In an effort to soften the impact on households, the government last month cut tax on basic goods to 1% from 8% and subsidized a significant amount of electricity bills.
It also announced a value-added tax (VAT) cut on electricity used for residential and agricultural irrigation purposes to 8% from 18%.
It also introduced a set of measures to reduce surging power bills, including readjusting the level under which higher electricity tariffs for households and some businesses using more energy kick in.
“We are determined to maintain our holistic perspective that prioritizes the fight against inflation in the coming period in order to complement these steps we have taken,” he said.
Russia has been the top market for Turkish contractors, Nebati said, accounting for 36.4% of the projects builders undertook abroad, according to 2021 data. Ukraine ranked fourth with a 5.2% share, he added.
The lira has been broadly stable since the start of the year following a 44% decline in 2021 and was hovering just below 14 against the United States dollar.
But it topped the level last week as volatility returned over rising tensions between Moscow and Kyiv.
It had hit a record low of 18.4 in late December but rebounded after the government’s announcement of a scheme to boost lira deposits by protecting them against depreciation.
The volume of deposits under the lira protection scheme has reached TL 535 billion as of Thursday, Nebati said, up from some TL 200 billion in late January.
The authorities have been pursuing a new economic policy, dubbed Turkey’s Economic Model, based on low-interest rates to boost credit, exports and investments, saying it would help the country weather inflation.
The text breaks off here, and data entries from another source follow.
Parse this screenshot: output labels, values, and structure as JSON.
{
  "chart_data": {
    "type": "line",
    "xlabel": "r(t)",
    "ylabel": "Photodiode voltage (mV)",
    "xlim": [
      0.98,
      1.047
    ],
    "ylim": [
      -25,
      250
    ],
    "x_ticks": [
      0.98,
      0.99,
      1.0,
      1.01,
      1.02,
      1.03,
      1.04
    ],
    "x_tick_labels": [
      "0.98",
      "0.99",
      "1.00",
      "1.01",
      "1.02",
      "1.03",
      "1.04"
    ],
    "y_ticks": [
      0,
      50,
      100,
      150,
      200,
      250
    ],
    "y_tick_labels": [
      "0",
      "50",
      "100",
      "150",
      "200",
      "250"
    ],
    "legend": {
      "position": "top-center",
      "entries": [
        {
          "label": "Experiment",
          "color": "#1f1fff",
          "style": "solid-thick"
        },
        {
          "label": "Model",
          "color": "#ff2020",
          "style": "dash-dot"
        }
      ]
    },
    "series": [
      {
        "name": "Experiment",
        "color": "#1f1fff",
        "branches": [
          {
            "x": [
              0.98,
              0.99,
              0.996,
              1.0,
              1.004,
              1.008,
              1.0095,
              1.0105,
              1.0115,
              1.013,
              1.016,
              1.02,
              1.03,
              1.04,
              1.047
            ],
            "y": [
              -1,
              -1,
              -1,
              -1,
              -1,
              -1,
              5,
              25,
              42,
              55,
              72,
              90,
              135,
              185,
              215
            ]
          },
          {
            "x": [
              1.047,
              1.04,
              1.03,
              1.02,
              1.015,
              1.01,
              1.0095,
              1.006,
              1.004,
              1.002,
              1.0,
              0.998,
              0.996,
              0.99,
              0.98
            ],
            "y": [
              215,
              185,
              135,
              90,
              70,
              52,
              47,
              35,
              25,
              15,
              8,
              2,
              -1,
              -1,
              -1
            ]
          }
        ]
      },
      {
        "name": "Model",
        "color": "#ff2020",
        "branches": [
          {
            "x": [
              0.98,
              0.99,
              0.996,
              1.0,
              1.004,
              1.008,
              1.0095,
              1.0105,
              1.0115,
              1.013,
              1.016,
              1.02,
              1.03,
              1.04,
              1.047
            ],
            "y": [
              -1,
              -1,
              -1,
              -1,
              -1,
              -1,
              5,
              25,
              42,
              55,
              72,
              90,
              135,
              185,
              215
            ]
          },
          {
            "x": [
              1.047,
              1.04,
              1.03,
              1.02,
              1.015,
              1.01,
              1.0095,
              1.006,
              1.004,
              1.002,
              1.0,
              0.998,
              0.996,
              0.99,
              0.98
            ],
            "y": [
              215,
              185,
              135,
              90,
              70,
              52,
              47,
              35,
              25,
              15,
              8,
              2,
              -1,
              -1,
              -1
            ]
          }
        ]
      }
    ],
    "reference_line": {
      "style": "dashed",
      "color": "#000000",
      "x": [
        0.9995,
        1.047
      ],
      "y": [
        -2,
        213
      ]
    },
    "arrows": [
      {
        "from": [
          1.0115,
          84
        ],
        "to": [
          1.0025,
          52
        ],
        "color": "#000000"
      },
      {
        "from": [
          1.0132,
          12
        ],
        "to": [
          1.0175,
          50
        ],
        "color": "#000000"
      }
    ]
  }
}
President Recep Tayyip Erdoğan says the policy will also eventually help Turkey solve its chronic current account deficit problem and contribute to stabilizing the lira.
To support the drive, the central bank had brought down the benchmark policy rate by 500 points since September to 14% but paused the easing cycle in January and kept the one-week repo rate unchanged last month again.“
We will achieve a value-added growth performance by providing high employment with the new economic model, which focuses on investments, production and exports,” said Nebati.
Turkey’s economy bounced back from the COVID-19 pandemic to grow 11% last year, its highest rate in a decade. The gross domestic product (GDP) grew 9.1% year-over-year in the fourth quarter.
“In this context, the indices for the first quarter of 2022 indicate that the positive outlook for growth will continue,” Nebati said.